También yo estoy en contra de una sociedad subvencionada, por supuesto. Y lo estaba tanto cuando se subvencionaba a los periódicos como cuando hoy se subvenciona a un cine incapaz de competir en el mercado, a doscientos chiringuitos de partido o a un lobby heterófobo. Pero creo que el Estado no hace sino cumplir con un deber básico cuando protege a instituciones culturales de probado prestigio y que prestan un servicio público que bien conocen los investigadores. ¡Y no las protege, cuidado! Seguro que hay quien no entiende mis razones. Seguro también que la mayoría de ellos son numerarios en la Academia de Maese Cabra.

3 Comentarios

  1. No pude intervenir anoche porque cuando leí el artículo acababa de fumar mi porro (medio) para dormir, que es para mí el sustituto del transilium que toma mucha gente de mi edad, o cosas peores, como los opiaceos.

    Yo soy partidario de la legalización de todas las drogas, TODAS. Los estados tendrían muy buenos ingresos fiscales y muy buenos ahorros porque sobrarían la mitad de las cárceles y los drogadictos no tendrían los efectos perversos que les producen los adulterantes que les añaden a las drogas los criminales que trafican con ellas porque existiría un control de calidad.
    Recuerden que cuando Inglaterra ganó las guerras del opio exigió a China que su consumo fuera ilegal, por algo sería.

    Todos mis médicos y familiares están al tanto de mi consumo, que procede de autocultivo, y ninguno me lo ha criticado ni prevenido contra ello.

  2. Hombree, mi don JA, si la Unta no paga ni siquiera los convenios que tiene con las residencias de mayores, o los paga con trienios de atraso –¿de qué viven mientras trabajadores y proveedores?– ya me dirá si se va a detener en » bagatelas» de cuatro sabios.
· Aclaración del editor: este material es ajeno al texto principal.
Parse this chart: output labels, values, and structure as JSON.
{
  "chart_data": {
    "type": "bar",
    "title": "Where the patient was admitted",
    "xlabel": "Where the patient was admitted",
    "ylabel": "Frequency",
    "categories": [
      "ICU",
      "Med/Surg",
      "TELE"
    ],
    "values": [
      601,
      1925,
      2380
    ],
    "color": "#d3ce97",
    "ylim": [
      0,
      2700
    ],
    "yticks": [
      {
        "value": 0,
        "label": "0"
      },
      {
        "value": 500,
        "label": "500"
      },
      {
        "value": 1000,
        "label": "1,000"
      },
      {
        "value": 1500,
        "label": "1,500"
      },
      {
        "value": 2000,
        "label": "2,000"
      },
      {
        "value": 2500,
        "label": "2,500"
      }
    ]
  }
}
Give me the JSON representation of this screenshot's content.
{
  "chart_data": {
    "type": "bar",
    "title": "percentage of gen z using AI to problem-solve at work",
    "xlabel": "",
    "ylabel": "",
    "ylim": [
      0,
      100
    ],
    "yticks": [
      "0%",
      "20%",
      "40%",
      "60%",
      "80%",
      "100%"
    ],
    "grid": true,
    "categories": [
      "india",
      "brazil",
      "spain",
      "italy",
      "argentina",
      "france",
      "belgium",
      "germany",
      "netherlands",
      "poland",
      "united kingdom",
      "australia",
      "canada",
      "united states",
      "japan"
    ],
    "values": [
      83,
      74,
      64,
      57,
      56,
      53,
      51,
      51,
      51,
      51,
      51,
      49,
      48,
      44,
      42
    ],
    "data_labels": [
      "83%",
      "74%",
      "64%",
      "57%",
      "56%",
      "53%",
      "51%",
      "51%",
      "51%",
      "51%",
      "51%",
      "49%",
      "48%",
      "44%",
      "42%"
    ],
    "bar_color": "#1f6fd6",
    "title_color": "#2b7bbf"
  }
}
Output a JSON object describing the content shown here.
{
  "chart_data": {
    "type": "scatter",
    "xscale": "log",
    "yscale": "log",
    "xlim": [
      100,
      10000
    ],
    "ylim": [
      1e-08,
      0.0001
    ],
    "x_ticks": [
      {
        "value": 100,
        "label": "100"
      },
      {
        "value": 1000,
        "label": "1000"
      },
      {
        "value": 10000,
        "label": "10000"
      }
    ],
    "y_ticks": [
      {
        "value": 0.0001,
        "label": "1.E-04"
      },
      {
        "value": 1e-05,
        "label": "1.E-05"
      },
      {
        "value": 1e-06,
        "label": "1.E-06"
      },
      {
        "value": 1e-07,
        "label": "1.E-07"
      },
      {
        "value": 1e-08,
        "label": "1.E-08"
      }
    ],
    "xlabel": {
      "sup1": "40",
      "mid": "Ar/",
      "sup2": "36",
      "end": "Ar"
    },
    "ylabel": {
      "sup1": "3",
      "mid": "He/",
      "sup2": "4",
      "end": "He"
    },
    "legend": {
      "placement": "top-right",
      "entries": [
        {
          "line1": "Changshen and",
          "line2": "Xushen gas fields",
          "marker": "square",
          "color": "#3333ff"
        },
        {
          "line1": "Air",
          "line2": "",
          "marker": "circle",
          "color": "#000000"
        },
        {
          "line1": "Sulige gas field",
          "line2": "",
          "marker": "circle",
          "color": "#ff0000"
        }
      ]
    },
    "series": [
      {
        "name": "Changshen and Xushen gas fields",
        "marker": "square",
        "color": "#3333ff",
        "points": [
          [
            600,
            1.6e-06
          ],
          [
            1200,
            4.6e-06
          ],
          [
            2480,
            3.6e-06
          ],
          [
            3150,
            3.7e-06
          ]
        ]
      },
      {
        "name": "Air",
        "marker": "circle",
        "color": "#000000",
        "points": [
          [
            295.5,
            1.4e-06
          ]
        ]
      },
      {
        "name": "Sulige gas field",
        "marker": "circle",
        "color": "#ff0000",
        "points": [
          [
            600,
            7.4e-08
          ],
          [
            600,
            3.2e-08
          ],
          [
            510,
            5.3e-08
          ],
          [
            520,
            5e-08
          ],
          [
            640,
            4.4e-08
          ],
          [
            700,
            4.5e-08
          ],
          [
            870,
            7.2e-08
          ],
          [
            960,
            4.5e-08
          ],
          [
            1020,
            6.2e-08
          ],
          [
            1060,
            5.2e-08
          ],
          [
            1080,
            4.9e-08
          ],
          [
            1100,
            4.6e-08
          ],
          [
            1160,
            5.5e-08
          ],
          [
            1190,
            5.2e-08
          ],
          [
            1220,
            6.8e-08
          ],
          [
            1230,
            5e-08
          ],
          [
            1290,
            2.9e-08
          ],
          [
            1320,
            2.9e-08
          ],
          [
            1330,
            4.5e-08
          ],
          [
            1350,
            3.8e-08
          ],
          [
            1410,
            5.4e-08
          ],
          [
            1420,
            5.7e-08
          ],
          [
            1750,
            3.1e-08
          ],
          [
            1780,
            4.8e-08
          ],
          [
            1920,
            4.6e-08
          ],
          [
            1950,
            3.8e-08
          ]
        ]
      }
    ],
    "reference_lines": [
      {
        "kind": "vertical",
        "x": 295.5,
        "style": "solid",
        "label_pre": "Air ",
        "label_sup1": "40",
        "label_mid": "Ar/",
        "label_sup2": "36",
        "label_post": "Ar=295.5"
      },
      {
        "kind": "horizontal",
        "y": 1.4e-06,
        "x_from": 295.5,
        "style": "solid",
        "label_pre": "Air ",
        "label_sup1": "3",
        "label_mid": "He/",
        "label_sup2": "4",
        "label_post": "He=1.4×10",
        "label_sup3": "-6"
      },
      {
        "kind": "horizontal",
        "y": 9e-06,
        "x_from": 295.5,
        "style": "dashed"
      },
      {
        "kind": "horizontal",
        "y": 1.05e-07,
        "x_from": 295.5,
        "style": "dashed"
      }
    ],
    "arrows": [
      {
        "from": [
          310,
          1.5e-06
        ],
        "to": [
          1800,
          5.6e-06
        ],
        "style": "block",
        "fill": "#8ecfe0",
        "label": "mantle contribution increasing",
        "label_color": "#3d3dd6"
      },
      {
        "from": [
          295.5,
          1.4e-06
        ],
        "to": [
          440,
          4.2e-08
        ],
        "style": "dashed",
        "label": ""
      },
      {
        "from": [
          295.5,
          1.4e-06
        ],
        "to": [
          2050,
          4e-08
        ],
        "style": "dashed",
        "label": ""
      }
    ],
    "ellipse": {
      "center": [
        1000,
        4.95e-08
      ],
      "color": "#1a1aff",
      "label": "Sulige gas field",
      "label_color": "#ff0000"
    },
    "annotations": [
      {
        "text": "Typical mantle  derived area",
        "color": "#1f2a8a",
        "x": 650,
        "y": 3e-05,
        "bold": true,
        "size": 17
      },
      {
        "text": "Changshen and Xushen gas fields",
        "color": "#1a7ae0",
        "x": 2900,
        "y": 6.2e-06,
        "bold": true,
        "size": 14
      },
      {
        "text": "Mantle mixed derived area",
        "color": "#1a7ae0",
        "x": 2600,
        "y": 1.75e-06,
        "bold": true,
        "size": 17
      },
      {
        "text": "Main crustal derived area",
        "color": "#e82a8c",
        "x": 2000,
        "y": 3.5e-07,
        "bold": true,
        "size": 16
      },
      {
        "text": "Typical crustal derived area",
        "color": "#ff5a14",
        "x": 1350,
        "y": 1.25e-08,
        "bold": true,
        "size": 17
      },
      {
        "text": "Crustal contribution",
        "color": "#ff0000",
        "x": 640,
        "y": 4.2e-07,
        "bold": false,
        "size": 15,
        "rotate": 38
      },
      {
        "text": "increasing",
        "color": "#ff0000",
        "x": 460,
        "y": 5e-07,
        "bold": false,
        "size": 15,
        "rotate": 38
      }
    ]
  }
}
    Volviendo a la maria, que es mi caballo de batalla siglos ha, ¿imaginan el resurgir de cierta agricultura, manufactura y distribución legal de cigarritos de la risa de pata negra? ¿Y los impuestitos que generarían?

  3. Me sorprende la extrañeza de los Académicos ante el desdén de los que mandan frente a sus tareas. En España no se pagan esas cosas, amigo, y sépase que incluso en Madrid, que está más cerca del Poder, hay Reales Academias a las que les han retirado la ayuda.